El Jones
Since my first period at 11 years old I have experienced debilitating pain and abnormal and heavy bleeding. It interrupted my ability to attend school, play sports, and would often last up to two weeks at a time.
When I was 15, I was rushed to the emergency department with extreme and sudden abdominal pain. I was unable to stand or walk. I was told “you’re just ovulating!” and sent on my way with some Panadol. At 16 I was prescribed the combined oral contraceptive pill and again told that “painful periods are normal, just take the pill.”
I never spoke to a GP about my painful, intrusive, all-consuming periods again. It had become pretty clear to me I had only one option: “keep quiet and get on with it.”
My late teens and twenties were spent continuously taking hormone medication. But this was no match for my uterus. The bleeding, cramping, back pain, constipation, nausea and fatigue continued, impacting every aspect of my life and most severely my ability to study, attend work and the type of work I could do.
Holding down a job is hard when you keep calling in sick to your shifts. Going into work doesn’t feel great when your boss gets shitty when you’re always letting them down, and your coworkers are picking up your slack. You can’t help feeling that you are failing.
Fast forward to eight years ago, aged 30, I had read somewhere about endometriosis and the symptoms sounded all too familiar.
I was increasingly exhausted by managing my symptoms every month and new, worsening symptoms were appearing. Anything I had always considered “normal period poos” were now an agonising experience. I couldn’t go on like this anymore.
I had found a GP who I trusted. For the first time in my whole life, I had felt heard.
Two years later, 21 years after I began menstruating, I was diagnosed with stage 4 endometriosis via laparoscopic surgery. This is currently the only way to definitively diagnose the disease.
At my post-op follow up I was told I would need another far more extensive surgery due to the huge impact of the disease on my body. Both my ovaries were stuck to my uterus and my abdominal wall. My bowel had adhered to my uterus.
I had surgery number two in 2020. It took eight hours. I was bruised, exhausted and in pain.
The doctors recommended a minimum of three weeks off for recovery. I scraped three weeks together from my remaining personal leave and annual leave balances, so I didn’t have to go without pay for any time I was unable to work.
Meanwhile, ongoing and ever-changing hormone treatments aimed at relieving my continuing symptoms were impacting my sleep and my mental health.
The constant admin involved with managing appointments across an ever-growing team of professionals was exhausting and becoming a full-time job, including hours long appointments during business hours. All whilst working full time to pay rent, bills and survive.
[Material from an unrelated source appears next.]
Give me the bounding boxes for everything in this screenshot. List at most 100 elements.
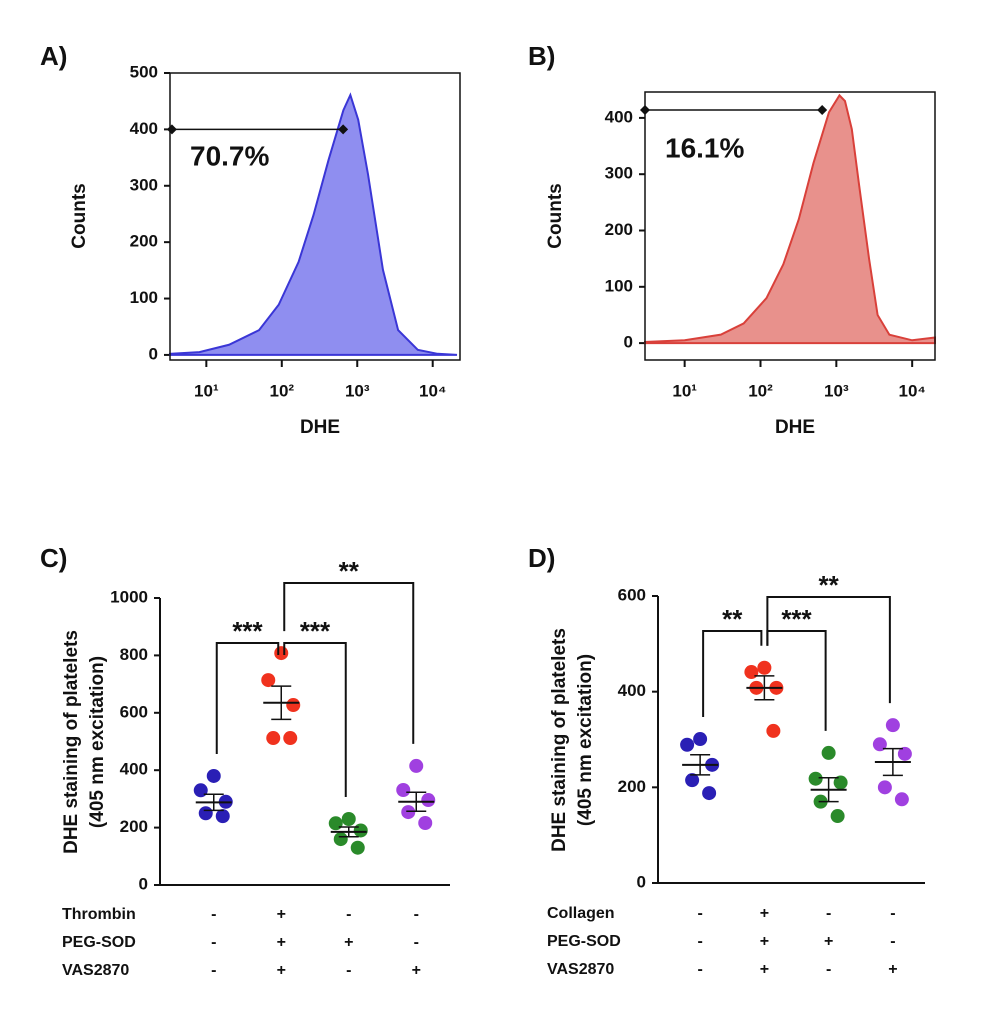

I was working full time in corporate customer service in an open plan office, sitting on a cheap chair a two-minute walk from the nearest toilet that I needed permission to use.
COVID lockdowns had meant working from home had become an option and this was my first taste of flexibility at work. I cannot overstate enough the difference having the flexibility to work from home makes to how my disease impacts me.
Some days, the energy to get dressed, commute and sit in the office all day simply doesn’t exist. Being able to wear stretchy pants and be 30 seconds from my own private, clean bathroom and get my work done is INVALUABLE.
Today, I work in a very supportive workplace environment. When I needed time off for surgery number three in April 2023 – a hysterectomy – there was no scraping my leave entitlements together to make sure I wouldn’t be financially impacted. It made a huge difference to my recovery.
Remember how the pill was no match for my uterus? Well, two years post hysterectomy, every three weeks what I call “the haunting” will occur. The same old symptoms will absolutely floor me. For days at a time, I cannot get out of bed. My incredible colleagues support me, never being anything other than kind, caring and helpful.
Why does this feel like it’s something special? It feels exceptional and that I should be grateful.
A workplace culture of support needs to be normalised, and we need a flexible approach to entitlements to accommodate individual needs. There is no “one size fits all” when it comes to reproductive health.
If paid reproductive health leave and flexibility was available to me, it would have helped me to:
- effectively manage specialist appointments – which are only available during business hours
- have time off for the surgeries I needed and the time to properly recover – without the stress of losing pay, using up all my annual and sick leave or feeling judged
- have the flexibility to be more empowered to manage my health and my work the way I know best
Now that I am in a supportive workplace, it has made all the difference.
Everybody deserves this experience and paid reproductive health leave and flexibility is the start.